Gli chiedo dove stia la speranza. «C’è un professore di fisica che studia le astroparticelle all’università di Amsterdam, si chiama Gianfranco Bertone, e organizza un premio internazionale a Reggio Calabria dove porta migliori scienziati del mondo e invita la sua professoressa di scienze del liceo per ringraziarla di averlo fatto appassionare alla sua materia. Fa un lavoro pazzesco con questo premio. Io credo nel concetto della restituzione, ci penso continuamente. E per convincere qualcuno a restare serve qualcuno che torni, che ci creda. Dopo la pandemia sono più fiducioso, mi ha dato speranza il fenomeno di professionisti e laureati che sono tornati e fanno smart working, il cosiddetto “South working”. Questo introduce un altro discorso interessante: il digitale può veramente far fare un salto. Puoi aggirare non solo i limiti delle infrastrutture ma anche la criminalità per cui è più difficile controllare processi digitali».
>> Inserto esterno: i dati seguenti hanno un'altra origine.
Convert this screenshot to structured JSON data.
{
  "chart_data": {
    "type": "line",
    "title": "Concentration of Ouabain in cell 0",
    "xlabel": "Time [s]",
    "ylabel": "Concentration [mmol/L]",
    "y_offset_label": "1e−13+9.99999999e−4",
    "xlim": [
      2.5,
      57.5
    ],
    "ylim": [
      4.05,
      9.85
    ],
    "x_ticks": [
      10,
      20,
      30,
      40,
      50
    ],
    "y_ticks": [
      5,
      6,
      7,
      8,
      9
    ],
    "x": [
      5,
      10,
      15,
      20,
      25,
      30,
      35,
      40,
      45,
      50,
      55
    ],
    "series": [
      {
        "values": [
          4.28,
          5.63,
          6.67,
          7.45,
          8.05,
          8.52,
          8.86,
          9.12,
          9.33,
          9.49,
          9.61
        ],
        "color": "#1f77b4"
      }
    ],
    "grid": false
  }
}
Gianni Mura e Giuseppe Smorto

Non mi ha parlato di cibo, eppure per anni l’ho sentito raccontare dello zafferano, dell’arancia tardiva, dei tanti presidi slow food e di un caciocavallo particolare. Forse capisco perché: a scoprire la gastronomia calabrese andava con una delle persone a cui voleva più bene, Gianni Mura, il grande raccontatore di sport scomparso il 21 marzo dello scorso anno.
«Portavo Gianni in Calabria, facevamo dei viaggi per ristoranti, poi lui ne parlava nella sua rubrica sul Venerdì. La prima volta andammo al ristorante l’Accademia di Reggio, di proprietà di un testimonial antiracket di Libera, e lui si mise a parlare in latino con una professoressa seduta a un tavolo accanto al nostro. La seconda volta, eravamo a Villa San Giovanni, i camerieri erano svogliati, l’esposizione del menù appena sufficiente, ci fecero aspettare una vita: un disastro, da alzarsi e andarsene. Poi tra il primo e il secondo piatto qualcuno lo riconobbe e improvvisamente arrivò lo chef e si risvegliarono tutti, una scena comica. Voleva andare a tutti i costi alle falde dell’Aspromonte, al ristorante museo Tipico Calabrese a Cardeto, dove il proprietario è un grande cultore delle tradizioni popolari, ma non abbiamo fatto in tempo». 

PS: sono anni che Peppe mi rimprovera perché non ho mai presentato un mio libro in Calabria, alla fine della telefonata mi ripete l’invito. Posso tirarmi indietro? Così domenica 29 agosto sarò a Reggio Calabria!